Nor am I ruling out a potential relocation in the next two years or so. I've only owned my home for three years. There's no rush, given current market conditions. I do better when I attack change slowly anyway. Less anxiety. Less discombobulating.

But, I have too many writing commitments to be able to juggle this new job. I've thought about giving up my MFA program. After all, I don't need another masters degree. I certainly don't need an MFA to have a writing life, sell a book, or network with a writing community. And it's expensive. Very expensive for such a laid-back, non-academic approach to learning. And it requires me to live in another city for more than a week at a time. When I was working on my MBA I never once entertained the notion of quitting. Sometimes I wonder why I'm thinking about it with this degree so soon. I wonder if I'm still the type of person who is going to be able to get something out of it. I wonder if I will be able to feel inspired again.

I've thought about terminating one of my writing contracts. Do I really need to write for five websites as a part-time freelancer? With minimum contract obligations, that means I'm spending another 25-30 hours per week working at home. At least. If I'm lucky, I might get a chance to speed read through the novels and craft books for my MFA program. If I'm even luckier, I might get my fiction writing project period contract obligations turned into my mentor on time. I might fall asleep during the online conferences, but hey, my name will still show up on the chat roster, right?

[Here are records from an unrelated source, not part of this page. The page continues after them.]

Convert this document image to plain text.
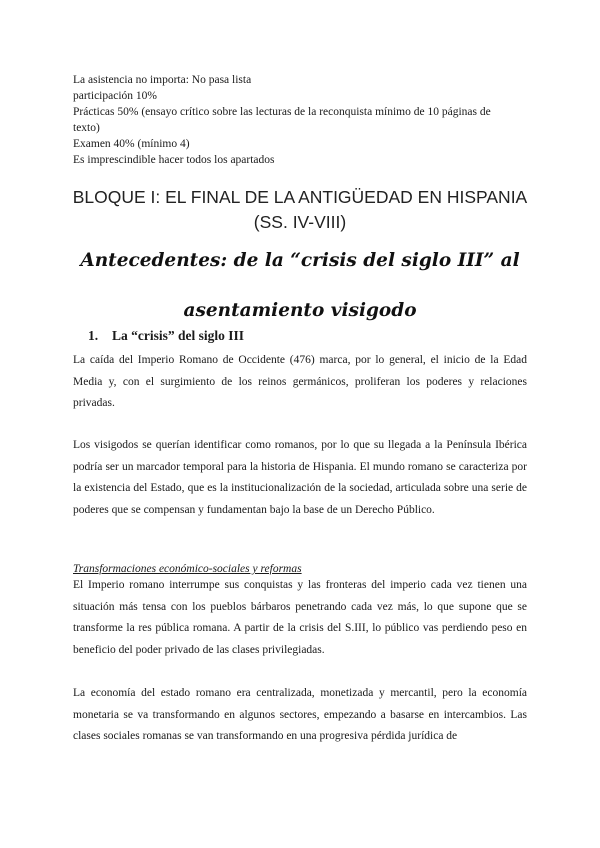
La asistencia no importa: No pasa lista
participación 10%
Prácticas 50% (ensayo crítico sobre las lecturas de la reconquista mínimo de 10 páginas de
texto)
Examen 40% (mínimo 4)
Es imprescindible hacer todos los apartados
BLOQUE I: EL FINAL DE LA ANTIGÜEDAD EN HISPANIA
(SS. IV-VIII)
Antecedentes: de la “crisis del siglo III” al asentamiento visigodo
1. La “crisis” del siglo III
La caída del Imperio Romano de Occidente (476) marca, por lo general, el inicio de la Edad Media y, con el surgimiento de los reinos germánicos, proliferan los poderes y relaciones privadas.
Los visigodos se querían identificar como romanos, por lo que su llegada a la Península Ibérica podría ser un marcador temporal para la historia de Hispania. El mundo romano se caracteriza por la existencia del Estado, que es la institucionalización de la sociedad, articulada sobre una serie de poderes que se compensan y fundamentan bajo la base de un Derecho Público.
Transformaciones económico-sociales y reformas
El Imperio romano interrumpe sus conquistas y las fronteras del imperio cada vez tienen una situación más tensa con los pueblos bárbaros penetrando cada vez más, lo que supone que se transforme la res pública romana. A partir de la crisis del S.III, lo público vas perdiendo peso en beneficio del poder privado de las clases privilegiadas.
La economía del estado romano era centralizada, monetizada y mercantil, pero la economía monetaria se va transformando en algunos sectores, empezando a basarse en intercambios. Las clases sociales romanas se van transformando en una progresiva pérdida jurídica de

This is not a way to live a life. So I must trim. Something. Or maybe two somethings. It's not going to easy. Yesterday I was in one of the local library branches, picking up the books that I've committed to reading for the next month. Reservation Blues, Oryx and Crake, On Becoming a Novelist. I picked up a few others too. One of them is by the author who led my writing workshop in June. She's a "product" of the school's MFA program. I was curious to read one of her works because she was so kind, helpful, and had some similar ideologies. As I was walking through the stacks of books in the library, I thought "do I really want to give this up?" I never dreamt of seeing one of my books in a library as a child. I never really dreamt about writing at all until some of my high school teachers nudged me in that direction. But during those years I did immerse myself in it. I took AP English and just about every film/theatre or literature class I could get away with. I wrote poetry for fun and completed a novella for my senior project. I'm not sure I should just walk away, despite my feelings of culture shock after returning to this world.

I've ran over all my writing contracts in my mind. There's some that have nastier editors than others. Some offer boring topics. Others pay significantly less per article or hour. But they all have some sort of value to me.

The solution might be simple. Reduce output to the minimum for all contracts. Make less money. Pay off the undergrad student loans and the car loan. My bank might miss sitting on a pile of cash. But I doubt I will.

Trimming is about a few things. Priority, need, and want. It's about being truthful and honest about those three things. Subjectively honest. As the author of one of the writing craft books I recently read eloquently said "the truth doesn't come out in bumper stickers."

And Ms. Former MBA, this decision is going to take more than a bumper sticker solution.